Investors have typically flocked to the utilities sector during unstable markets, but could it be time for them to look elsewhere?
Utilities are up 12.1 percent in the past year, climbing over 14 percent since January when it was the only sector of the S&P 500 that didn't fall. Looking at the dividends, however, the utilities ETF (XLU) is not boasting the relatively high numbers that usually characterize the sector and draw in investors.
In fact, some traders are now urging investors to look at market opportunities that hinge on other sectors, helping them find relatively high yields.

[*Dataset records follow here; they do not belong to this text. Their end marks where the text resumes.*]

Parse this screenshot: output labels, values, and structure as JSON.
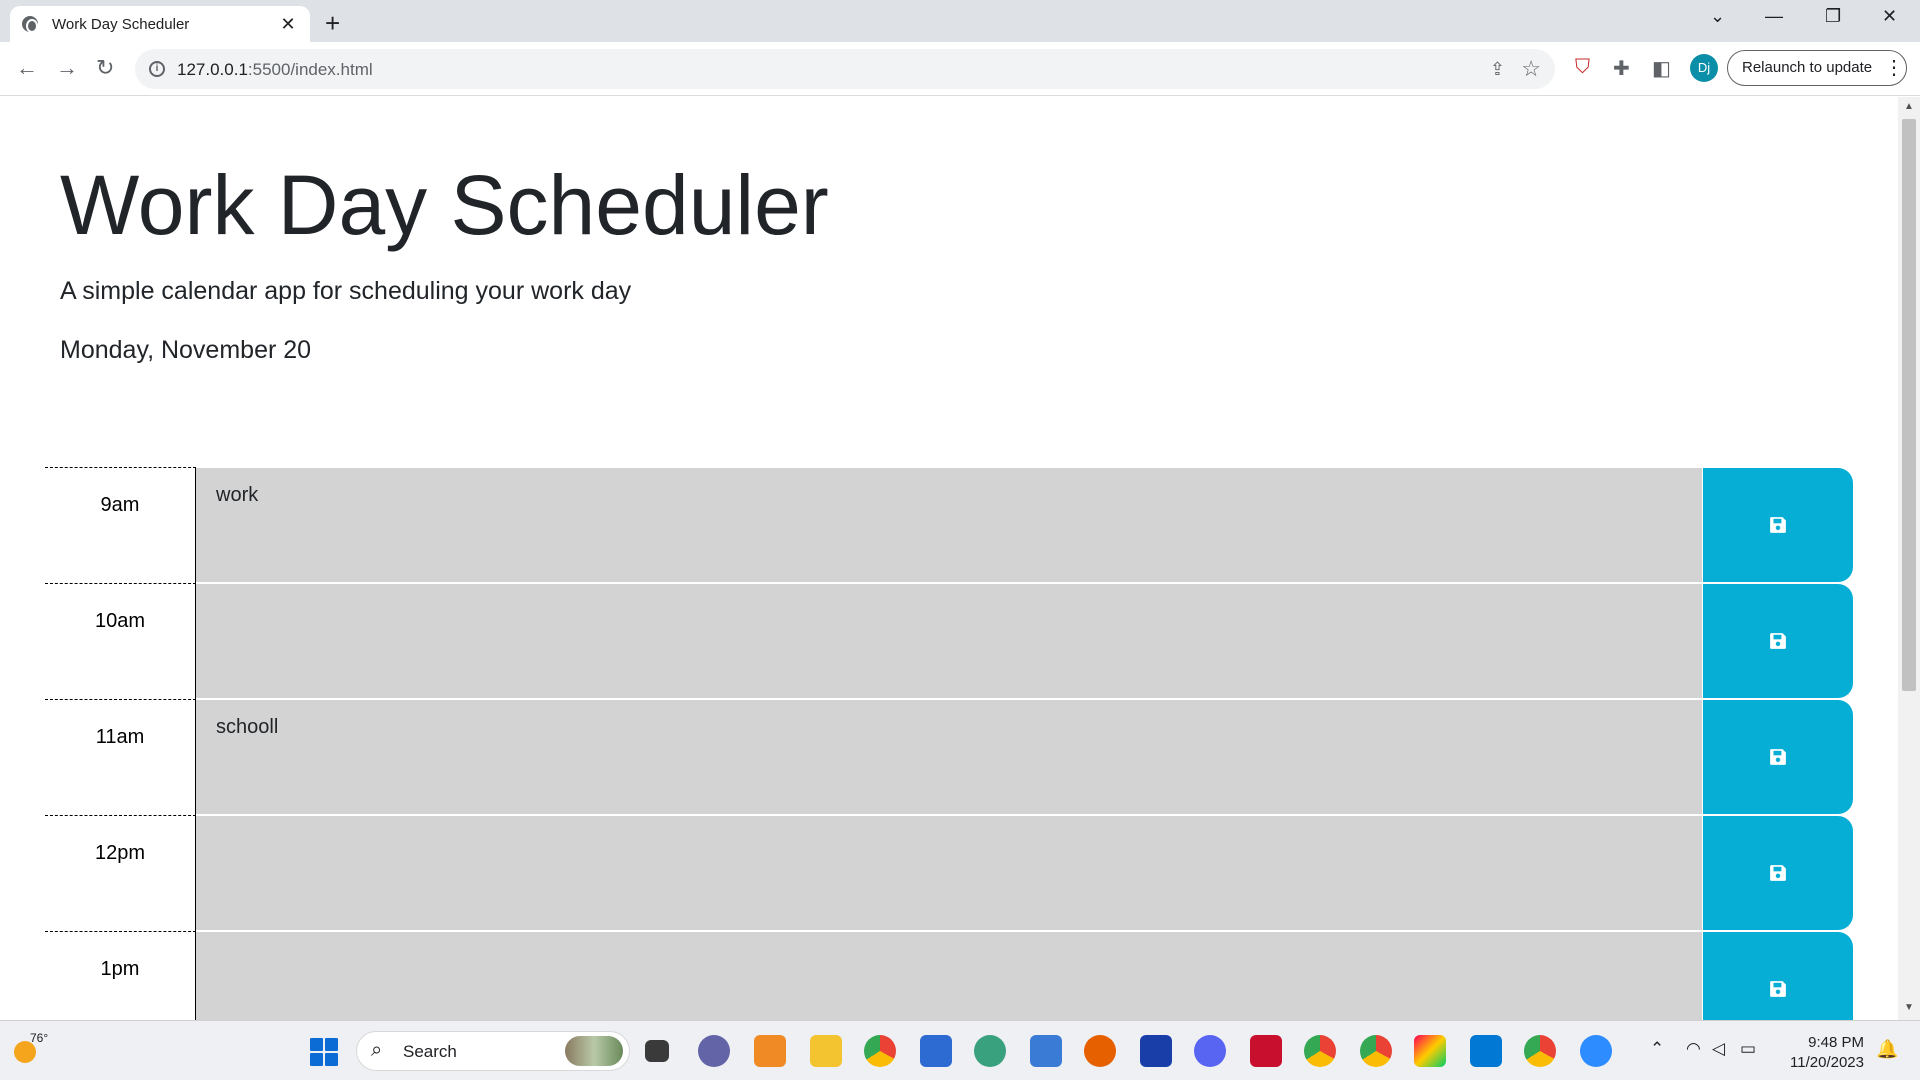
{
  "browser": {
    "tab_title": "Work Day Scheduler",
    "tab_close": "✕",
    "new_tab": "+",
    "url_host": "127.0.0.1",
    "url_rest": ":5500/index.html",
    "relaunch_label": "Relaunch to update",
    "profile_initials": "Dj"
  },
  "page": {
    "title": "Work Day Scheduler",
    "lead": "A simple calendar app for scheduling your work day",
    "current_day": "Monday, November 20",
    "time_blocks": [
      {
        "hour": "9am",
        "text": "work"
      },
      {
        "hour": "10am",
        "text": ""
      },
      {
        "hour": "11am",
        "text": "schooll"
      },
      {
        "hour": "12pm",
        "text": ""
      },
      {
        "hour": "1pm",
        "text": ""
      }
    ],
    "save_color": "#06aed5",
    "block_color": "#d3d3d3"
  },
  "taskbar": {
    "weather_temp": "76°",
    "search_label": "Search",
    "time": "9:48 PM",
    "date": "11/20/2023"
  }
}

"If you're a believer that we've seen at least stabilization within crude, pick an MLP ETF like AMLP, which yielded several weeks ago at 9 percent," Cowen trader David Seaburg said on CNBC's "Power Lunch." "I think that if you're a believer in a bottom you can see this thing move up in price and have a nice yield return there."
At the Ira Sohn Conference on Wednesday, Doubleline Capital's Jeffrey Gundlach suggested shorting utilities and buying mortgage REITs, predicting that the differential between the 3 percent yield in the former (based on the XLU ETF) and the 11 percent yield in the latter (based on the REM) will begin to converge.

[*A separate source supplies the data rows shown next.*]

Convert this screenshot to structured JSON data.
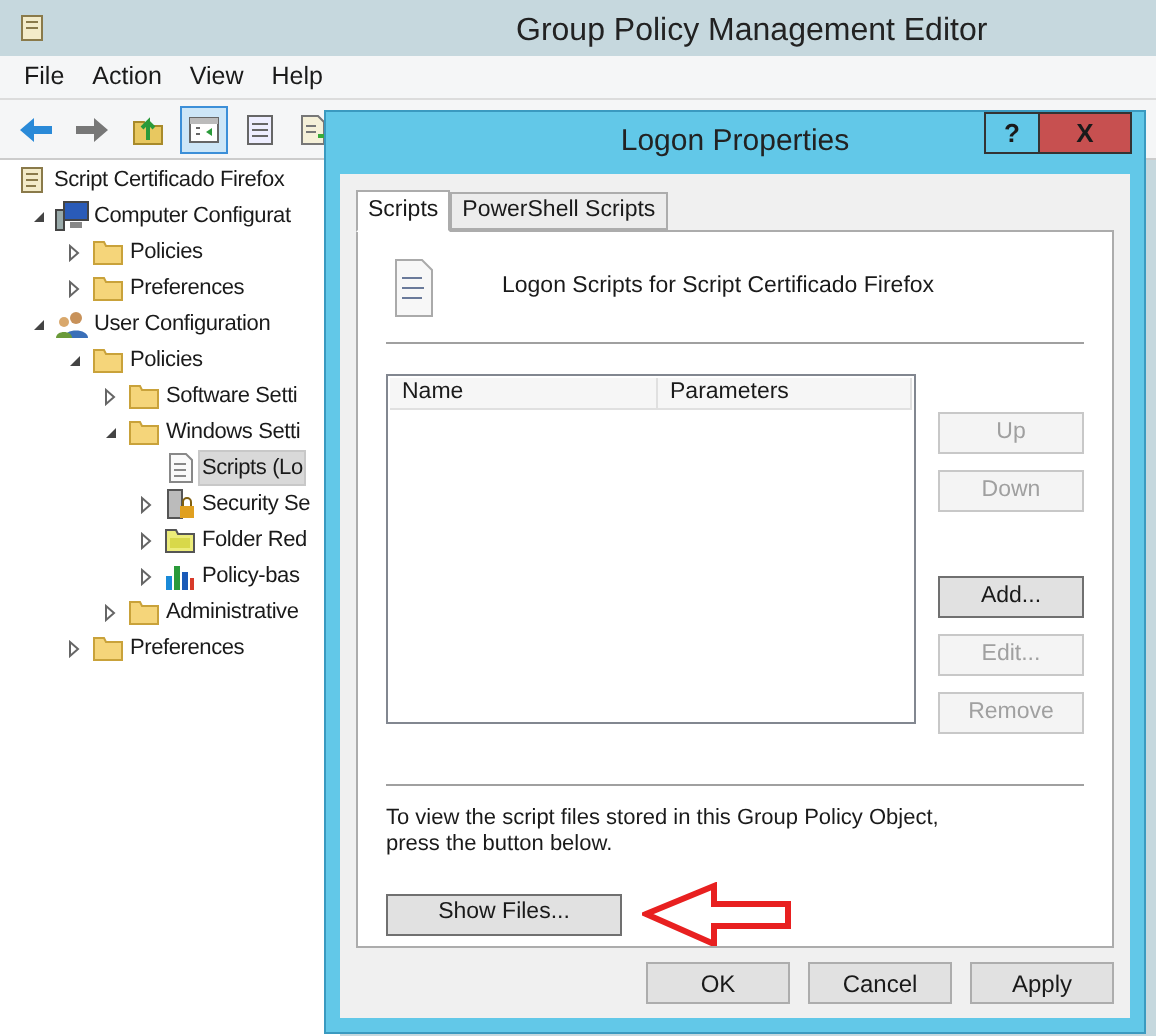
{
  "window": {
    "title": "Group Policy Management Editor"
  },
  "menu": [
    "File",
    "Action",
    "View",
    "Help"
  ],
  "toolbar": [
    {
      "kind": "back",
      "selected": false
    },
    {
      "kind": "forward",
      "selected": false
    },
    {
      "kind": "up",
      "selected": false
    },
    {
      "kind": "tree",
      "selected": true
    },
    {
      "kind": "properties",
      "selected": false
    },
    {
      "kind": "export",
      "selected": false
    }
  ],
  "tree": [
    {
      "label": "Script Certificado Firefox",
      "kind": "scroll",
      "selected": false,
      "children": [
        {
          "label": "Computer Configurat",
          "kind": "computer",
          "expanded": true,
          "selected": false,
          "children": [
            {
              "label": "Policies",
              "kind": "folder",
              "expanded": false,
              "selected": false
            },
            {
              "label": "Preferences",
              "kind": "folder",
              "expanded": false,
              "selected": false
            }
          ]
        },
        {
          "label": "User Configuration",
          "kind": "users",
          "expanded": true,
          "selected": false,
          "children": [
            {
              "label": "Policies",
              "kind": "folder",
              "expanded": true,
              "selected": false,
              "children": [
                {
                  "label": "Software Setti",
                  "kind": "folder",
                  "expanded": false,
                  "selected": false
                },
                {
                  "label": "Windows Setti",
                  "kind": "folder",
                  "expanded": true,
                  "selected": false,
                  "children": [
                    {
                      "label": "Scripts (Lo",
                      "kind": "script",
                      "selected": true
                    },
                    {
                      "label": "Security Se",
                      "kind": "security",
                      "expanded": false,
                      "selected": false
                    },
                    {
                      "label": "Folder Red",
                      "kind": "redirect",
                      "expanded": false,
                      "selected": false
                    },
                    {
                      "label": "Policy-bas",
                      "kind": "chart",
                      "expanded": false,
                      "selected": false
                    }
                  ]
                },
                {
                  "label": "Administrative",
                  "kind": "folder",
                  "expanded": false,
                  "selected": false
                }
              ]
            },
            {
              "label": "Preferences",
              "kind": "folder",
              "expanded": false,
              "selected": false
            }
          ]
        }
      ]
    }
  ],
  "dialog": {
    "title": "Logon Properties",
    "help": "?",
    "close": "X",
    "tabs": [
      {
        "label": "Scripts",
        "selected": true
      },
      {
        "label": "PowerShell Scripts",
        "selected": false
      }
    ],
    "heading": "Logon Scripts for Script Certificado Firefox",
    "columns": [
      "Name",
      "Parameters"
    ],
    "side_buttons": [
      {
        "label": "Up",
        "disabled": true
      },
      {
        "label": "Down",
        "disabled": true
      },
      {
        "label": "Add...",
        "disabled": false
      },
      {
        "label": "Edit...",
        "disabled": true
      },
      {
        "label": "Remove",
        "disabled": true
      }
    ],
    "note": "To view the script files stored in this Group Policy Object, press the button below.",
    "show_files": "Show Files...",
    "buttons": [
      "OK",
      "Cancel",
      "Apply"
    ]
  }
}
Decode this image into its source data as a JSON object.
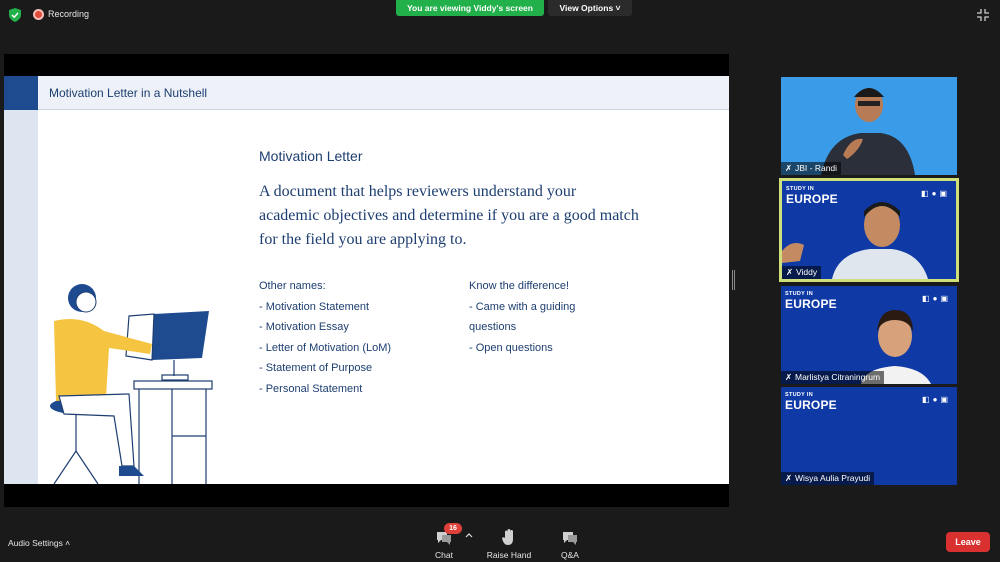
{
  "top_bar": {
    "recording_label": "Recording",
    "viewing_banner": "You are viewing Viddy's screen",
    "view_options_label": "View Options ˅"
  },
  "slide": {
    "title": "Motivation Letter in a Nutshell",
    "heading": "Motivation Letter",
    "definition": "A document that helps reviewers understand your academic objectives and determine if you are a good match for the field you are applying to.",
    "other_names_header": "Other names:",
    "other_names": [
      "- Motivation Statement",
      "- Motivation Essay",
      "- Letter of Motivation (LoM)",
      "- Statement of Purpose",
      "- Personal Statement"
    ],
    "difference_header": "Know the difference!",
    "difference_items": [
      "- Came with a guiding",
      "questions",
      "- Open questions"
    ]
  },
  "participants": [
    {
      "name": "JBI - Randi"
    },
    {
      "name": "Viddy"
    },
    {
      "name": "Marlistya Citraningrum"
    },
    {
      "name": "Wisya Aulia Prayudi"
    }
  ],
  "study_europe_logo": {
    "line1": "STUDY IN",
    "line2": "EUROPE"
  },
  "bottom_bar": {
    "audio_settings_label": "Audio Settings ˄",
    "chat_label": "Chat",
    "chat_badge": "16",
    "raise_hand_label": "Raise Hand",
    "qa_label": "Q&A",
    "leave_label": "Leave"
  },
  "colors": {
    "viewing_banner": "#22b04a",
    "leave": "#d93030",
    "slide_accent": "#1e4b8f",
    "active_speaker_border": "#cfe07a"
  }
}
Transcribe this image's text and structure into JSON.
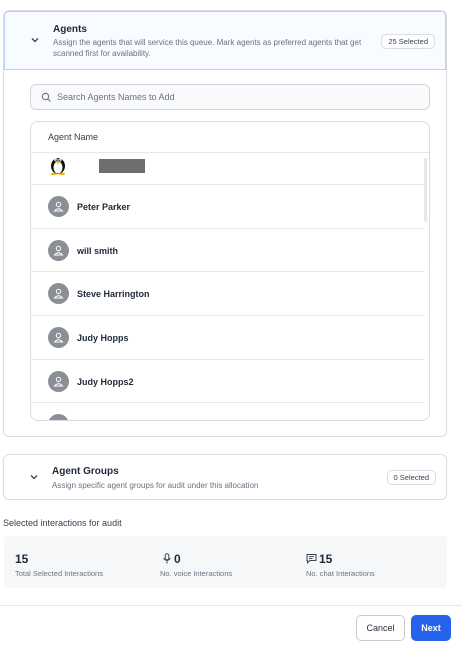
{
  "agents_section": {
    "title": "Agents",
    "description": "Assign the agents that will service this queue. Mark agents as preferred agents that get scanned first for availability.",
    "badge": "25 Selected"
  },
  "search": {
    "placeholder": "Search Agents Names to Add",
    "value": ""
  },
  "table": {
    "header": "Agent Name",
    "rows": [
      {
        "name": "",
        "avatar": "penguin-avatar-icon",
        "redacted": true
      },
      {
        "name": "Peter Parker",
        "avatar": "user-icon"
      },
      {
        "name": "will smith",
        "avatar": "user-icon"
      },
      {
        "name": "Steve Harrington",
        "avatar": "user-icon"
      },
      {
        "name": "Judy Hopps",
        "avatar": "user-icon"
      },
      {
        "name": "Judy Hopps2",
        "avatar": "user-icon"
      }
    ]
  },
  "groups_section": {
    "title": "Agent Groups",
    "description": "Assign specific agent groups for audit under this allocation",
    "badge": "0 Selected"
  },
  "interactions": {
    "heading": "Selected interactions for audit",
    "stats": [
      {
        "value": "15",
        "label": "Total Selected Interactions",
        "icon": ""
      },
      {
        "value": "0",
        "label": "No. voice Interactions",
        "icon": "microphone-icon"
      },
      {
        "value": "15",
        "label": "No. chat Interactions",
        "icon": "chat-icon"
      }
    ]
  },
  "footer": {
    "cancel_label": "Cancel",
    "next_label": "Next"
  },
  "colors": {
    "accent": "#2563eb",
    "header_border": "#b9d3f3",
    "avatar_bg": "#8a8f96"
  }
}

But not everyone is on board with the bond man's trade, including Fort Pitt Capital portfolio manager Kim Forrest.
"First of all, anything with a high dividend is a warning to you that there's risk in that instrument," she said. "What I don't think regular retail investors understand is that the REITs pay out the dividends based on the operating cash flows. So they go up, they go down, this isn't a steady dividend like they're used to."